В выставочном зале на этой неделе современное искусство. И я, честно говоря, в этом совсем не разбираюсь.
Молча слонялась от картины к картине и откровенно сдерживала зевок, так как Саша велел притащиться сюда к самому открытию. И это в воскресенье! В единственный законный выходной.
– Саша, что означает этот нарисованный крючок? – шепотом спросила я друга, чтобы его приятели-снобы не дай бог не услышали.
– Какой крючок? – искренне удивился Сашка. – А! Это скрипка!
– Какая скрипка? – в свою очередь удивилась я. – Вот это? Вот это скрипка? Ты смеешься? Я что, не знаю, как скрипки выглядят? А где тогда палка эта…
– Палка?
– Ну, прутик такой!
– Ты имеешь в виду смычок?
– Ага, – радостно закивала головой я. Саша, глядя на меня, просто махнул рукой. Мол, чего с тебя взять.
Немного погодя выставка мне эта вообще наскучила. Но уйти я не могла, потому что до сих пор не увидела здесь самого главного – Лизу.
– Ну, где твоя подлиза? – пристала я опять к Сашке.
– Ты о ком? – сделал непонимающий придурковатый вид он.
– О твоей новой пассии.
– Она задерживается.
– Какая непунктуальная Луиза, – сердито заметила я.
– Да что с тобой сегодня? Ты чего на нее уже взъелась?
И, правда, чего взъелась, не знаю. Обычно мне плевать на Сашкиных пассий. Может, я просто чувствую, что она неприятная особа, и хочу предостеречь друга от разочарований?
– О, вот она! – Саша со всей дури заехал мне локтем в живот. Я чуть ли пополам не согнулась.
– Ты совсем уже чокнулся, что ли?..
Но Сашки уже рядом со мной не было. Вернее, не было обычного, уверенного в себе Сашки. Вместо него рядом стояла подбоченившаяся кисейная барышня, томно вздыхающая при появлении той самой Лизы. А вздыхать там есть по кому. Ноги от ушей, фигура как у модели с обложки журнала «Спортс Иллюстрейтед», и роскошные темно-русые кудри до поясницы. Причем кудри свои! А не эти безвкусные локоны, накрученные на плойку…
– Она тебе понравится! – весело сообщил мне Саша.
– Да я вообще ее уже люблю, – криво улыбнулась я.
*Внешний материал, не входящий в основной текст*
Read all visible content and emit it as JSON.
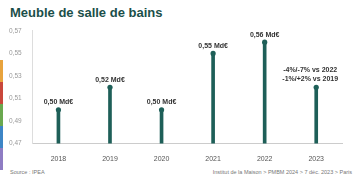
{
  "chart_data": {
    "type": "bar",
    "title": "Meuble de salle de bains",
    "categories": [
      "2018",
      "2019",
      "2020",
      "2021",
      "2022",
      "2023"
    ],
    "values": [
      0.5,
      0.52,
      0.5,
      0.55,
      0.56,
      0.52
    ],
    "value_labels": [
      "0,50 Md€",
      "0,52 Md€",
      "0,50 Md€",
      "0,55 Md€",
      "0,56 Md€",
      null
    ],
    "data_labels": true,
    "color": "#1e5f58",
    "ylim": [
      0.47,
      0.57
    ],
    "yticks": [
      {
        "value": 0.47,
        "label": "0,47"
      },
      {
        "value": 0.49,
        "label": "0,49"
      },
      {
        "value": 0.51,
        "label": "0,51"
      },
      {
        "value": 0.53,
        "label": "0,53"
      },
      {
        "value": 0.55,
        "label": "0,55"
      },
      {
        "value": 0.57,
        "label": "0,57"
      }
    ],
    "grid": false,
    "annotations": [
      "-4%/-7% vs 2022",
      "-1%/+2% vs 2019"
    ],
    "source": "Source : IPEA",
    "credit": "Institut de la Maison > PMBM 2024 > 7 déc. 2023 > Paris"
  }
}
Пока ясно одно: в современном искусстве она разбирается так же, как и я. В глазах Лизы-подлизы паника и даже некая брезгливость. Оставшись один на один с той самой, как оказалось, музыкальной картиной (пока Сашка-сноб вступил в полемику со своими друзьями-снобами), Лиза достала телефон и… Что она там делает, не вижу! Чекинится?
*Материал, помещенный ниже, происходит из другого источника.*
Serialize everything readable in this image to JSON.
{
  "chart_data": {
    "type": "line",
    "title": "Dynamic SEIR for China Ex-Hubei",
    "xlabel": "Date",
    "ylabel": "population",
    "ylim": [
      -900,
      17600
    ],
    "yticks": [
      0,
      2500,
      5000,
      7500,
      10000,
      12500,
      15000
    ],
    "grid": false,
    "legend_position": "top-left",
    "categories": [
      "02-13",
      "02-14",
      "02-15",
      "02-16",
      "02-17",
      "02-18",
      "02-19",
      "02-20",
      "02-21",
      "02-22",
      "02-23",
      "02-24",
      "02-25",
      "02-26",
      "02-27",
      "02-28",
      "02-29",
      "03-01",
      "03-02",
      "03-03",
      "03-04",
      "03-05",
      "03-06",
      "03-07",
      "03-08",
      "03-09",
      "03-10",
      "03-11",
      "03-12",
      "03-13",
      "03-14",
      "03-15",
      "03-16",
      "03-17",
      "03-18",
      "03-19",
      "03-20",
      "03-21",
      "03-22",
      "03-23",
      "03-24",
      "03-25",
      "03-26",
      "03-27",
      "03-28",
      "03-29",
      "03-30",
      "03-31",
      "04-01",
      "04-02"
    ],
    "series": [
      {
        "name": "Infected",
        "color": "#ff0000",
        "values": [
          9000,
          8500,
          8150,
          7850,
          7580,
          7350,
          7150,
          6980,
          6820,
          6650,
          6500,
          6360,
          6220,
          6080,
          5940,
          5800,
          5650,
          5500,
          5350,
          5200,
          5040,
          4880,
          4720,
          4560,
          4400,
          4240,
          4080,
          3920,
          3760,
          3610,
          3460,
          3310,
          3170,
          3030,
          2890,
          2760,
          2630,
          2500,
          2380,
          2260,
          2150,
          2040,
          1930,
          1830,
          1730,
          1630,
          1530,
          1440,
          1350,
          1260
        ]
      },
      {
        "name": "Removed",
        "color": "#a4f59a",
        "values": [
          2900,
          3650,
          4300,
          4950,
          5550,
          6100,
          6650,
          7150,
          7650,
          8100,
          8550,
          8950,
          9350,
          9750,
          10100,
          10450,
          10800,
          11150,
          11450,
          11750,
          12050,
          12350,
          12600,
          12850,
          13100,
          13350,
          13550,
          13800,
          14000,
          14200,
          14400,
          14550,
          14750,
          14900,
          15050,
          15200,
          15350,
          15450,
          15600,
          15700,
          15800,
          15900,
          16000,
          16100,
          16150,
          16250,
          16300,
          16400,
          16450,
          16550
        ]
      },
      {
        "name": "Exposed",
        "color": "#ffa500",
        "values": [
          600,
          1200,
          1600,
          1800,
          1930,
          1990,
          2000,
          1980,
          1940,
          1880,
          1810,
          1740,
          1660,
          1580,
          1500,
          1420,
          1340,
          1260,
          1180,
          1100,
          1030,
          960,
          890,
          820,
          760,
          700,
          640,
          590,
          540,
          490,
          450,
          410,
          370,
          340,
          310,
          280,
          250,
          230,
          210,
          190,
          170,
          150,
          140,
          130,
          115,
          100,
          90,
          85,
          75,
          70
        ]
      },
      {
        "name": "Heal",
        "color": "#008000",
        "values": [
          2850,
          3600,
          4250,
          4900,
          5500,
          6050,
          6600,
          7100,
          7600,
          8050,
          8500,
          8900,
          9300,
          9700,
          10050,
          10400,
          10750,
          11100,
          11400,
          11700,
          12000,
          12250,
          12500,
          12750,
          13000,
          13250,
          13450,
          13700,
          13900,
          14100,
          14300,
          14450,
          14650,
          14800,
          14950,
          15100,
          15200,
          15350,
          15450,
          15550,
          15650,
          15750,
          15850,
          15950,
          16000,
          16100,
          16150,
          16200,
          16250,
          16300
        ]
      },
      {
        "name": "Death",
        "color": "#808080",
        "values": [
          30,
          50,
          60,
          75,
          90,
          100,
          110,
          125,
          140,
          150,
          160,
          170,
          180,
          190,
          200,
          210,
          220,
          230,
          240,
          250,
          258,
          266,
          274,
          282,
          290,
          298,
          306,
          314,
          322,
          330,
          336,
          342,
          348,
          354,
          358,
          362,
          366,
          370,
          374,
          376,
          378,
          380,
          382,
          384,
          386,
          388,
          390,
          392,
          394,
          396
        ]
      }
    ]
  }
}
– Хрень полная, верно? – подкралась я к ней сзади.
– Что, прости? – Оторвавшись от телефона, Лиза натянуто улыбнулась мне.
– Ты ведь Лиза? Я – Инна! Сашина подруга. И я о картине: согласись, чушь?
– Ну, зачем же ты так.
Так! Это что означает?
– Вот этот крючок – скрипка, представляешь? Больше похоже на крошечный гнутый гвоздь.
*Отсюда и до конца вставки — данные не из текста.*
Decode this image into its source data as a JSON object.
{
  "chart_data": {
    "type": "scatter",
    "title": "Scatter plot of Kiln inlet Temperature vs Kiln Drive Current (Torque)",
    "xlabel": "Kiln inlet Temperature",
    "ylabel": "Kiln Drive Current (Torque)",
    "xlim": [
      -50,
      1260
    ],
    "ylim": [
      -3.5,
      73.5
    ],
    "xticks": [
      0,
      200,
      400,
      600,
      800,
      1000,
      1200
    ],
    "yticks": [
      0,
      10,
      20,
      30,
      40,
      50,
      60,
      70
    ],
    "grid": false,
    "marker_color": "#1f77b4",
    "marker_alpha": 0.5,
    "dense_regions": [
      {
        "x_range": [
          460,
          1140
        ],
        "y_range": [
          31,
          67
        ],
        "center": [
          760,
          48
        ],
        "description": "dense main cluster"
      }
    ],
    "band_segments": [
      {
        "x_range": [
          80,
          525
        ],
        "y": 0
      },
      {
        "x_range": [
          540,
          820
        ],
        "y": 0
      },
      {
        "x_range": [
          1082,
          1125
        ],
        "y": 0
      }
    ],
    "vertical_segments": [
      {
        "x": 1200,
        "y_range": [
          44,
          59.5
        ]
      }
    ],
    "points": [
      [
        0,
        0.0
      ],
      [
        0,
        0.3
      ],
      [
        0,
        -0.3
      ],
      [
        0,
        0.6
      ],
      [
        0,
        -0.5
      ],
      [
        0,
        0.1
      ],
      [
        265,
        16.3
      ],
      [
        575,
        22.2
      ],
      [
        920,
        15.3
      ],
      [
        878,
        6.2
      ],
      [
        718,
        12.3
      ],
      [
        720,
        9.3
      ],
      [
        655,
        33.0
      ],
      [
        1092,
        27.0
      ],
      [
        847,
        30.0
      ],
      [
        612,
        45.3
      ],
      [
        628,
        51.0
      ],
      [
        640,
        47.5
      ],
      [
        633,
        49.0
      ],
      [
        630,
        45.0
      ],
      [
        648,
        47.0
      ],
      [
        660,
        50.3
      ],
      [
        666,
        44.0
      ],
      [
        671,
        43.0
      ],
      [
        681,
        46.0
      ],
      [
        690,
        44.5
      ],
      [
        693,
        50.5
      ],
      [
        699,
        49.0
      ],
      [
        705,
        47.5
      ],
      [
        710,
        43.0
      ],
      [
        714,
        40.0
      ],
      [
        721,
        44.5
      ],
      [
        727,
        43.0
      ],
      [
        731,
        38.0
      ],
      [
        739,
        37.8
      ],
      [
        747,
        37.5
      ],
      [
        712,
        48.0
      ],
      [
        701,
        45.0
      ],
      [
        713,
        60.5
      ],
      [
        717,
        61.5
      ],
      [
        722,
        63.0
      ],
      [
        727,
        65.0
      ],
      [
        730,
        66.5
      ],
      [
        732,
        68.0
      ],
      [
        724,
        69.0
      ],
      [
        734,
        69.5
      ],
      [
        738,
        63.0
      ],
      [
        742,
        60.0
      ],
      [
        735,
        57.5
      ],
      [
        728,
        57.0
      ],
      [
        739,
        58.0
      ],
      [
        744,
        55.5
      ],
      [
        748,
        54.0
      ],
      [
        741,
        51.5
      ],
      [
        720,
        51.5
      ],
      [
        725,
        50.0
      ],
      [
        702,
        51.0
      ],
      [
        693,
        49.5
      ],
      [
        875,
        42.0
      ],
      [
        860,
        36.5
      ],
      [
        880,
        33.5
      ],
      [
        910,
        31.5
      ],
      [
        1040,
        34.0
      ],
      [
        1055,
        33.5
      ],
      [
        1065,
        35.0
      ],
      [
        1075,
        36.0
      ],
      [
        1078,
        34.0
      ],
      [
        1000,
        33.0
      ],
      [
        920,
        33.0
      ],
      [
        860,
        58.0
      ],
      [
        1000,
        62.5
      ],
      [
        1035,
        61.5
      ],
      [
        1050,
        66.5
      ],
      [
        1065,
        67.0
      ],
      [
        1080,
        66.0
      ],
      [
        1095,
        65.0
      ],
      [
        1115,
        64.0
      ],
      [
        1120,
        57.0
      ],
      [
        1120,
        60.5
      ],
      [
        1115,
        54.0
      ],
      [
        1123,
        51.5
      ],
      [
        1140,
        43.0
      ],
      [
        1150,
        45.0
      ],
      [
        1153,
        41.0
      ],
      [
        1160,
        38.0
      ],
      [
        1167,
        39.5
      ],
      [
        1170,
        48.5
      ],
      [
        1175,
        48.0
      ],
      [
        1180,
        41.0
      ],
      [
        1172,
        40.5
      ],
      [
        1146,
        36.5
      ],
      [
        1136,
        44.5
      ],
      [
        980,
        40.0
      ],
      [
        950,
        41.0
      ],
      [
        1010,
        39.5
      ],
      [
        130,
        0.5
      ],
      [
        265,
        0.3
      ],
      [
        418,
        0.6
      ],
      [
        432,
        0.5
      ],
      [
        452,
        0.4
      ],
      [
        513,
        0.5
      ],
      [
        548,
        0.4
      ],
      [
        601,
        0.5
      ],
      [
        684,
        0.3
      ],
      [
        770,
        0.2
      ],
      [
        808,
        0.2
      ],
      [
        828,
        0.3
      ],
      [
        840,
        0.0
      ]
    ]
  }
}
– Вы о чем? – К нам подрулил Саша.
– Твоя подруга Инна, – начала каким-то странным грудным голосом Лиза, – делилась впечатлением об этой картине. Говорит, что это, как она выразилась, хрень полная. А вот я не согласна!
А?
– Еще бы! – восторженно ответил Саша. – А ты что думаешь об этом?
– По-моему, это чудесно, Саша!
Что? Я сплю?
– Смотрю на эту картину и не могу оторвать взгляда. Так и слышу скрипичные звуки.
А я так и слышу скрип своих зубов.
– А я о чем! – чересчур громко откликнулся Сашка. – Это же некая отсылка к скрипке Пикассо. Правда, у современного автора все менее масштабно.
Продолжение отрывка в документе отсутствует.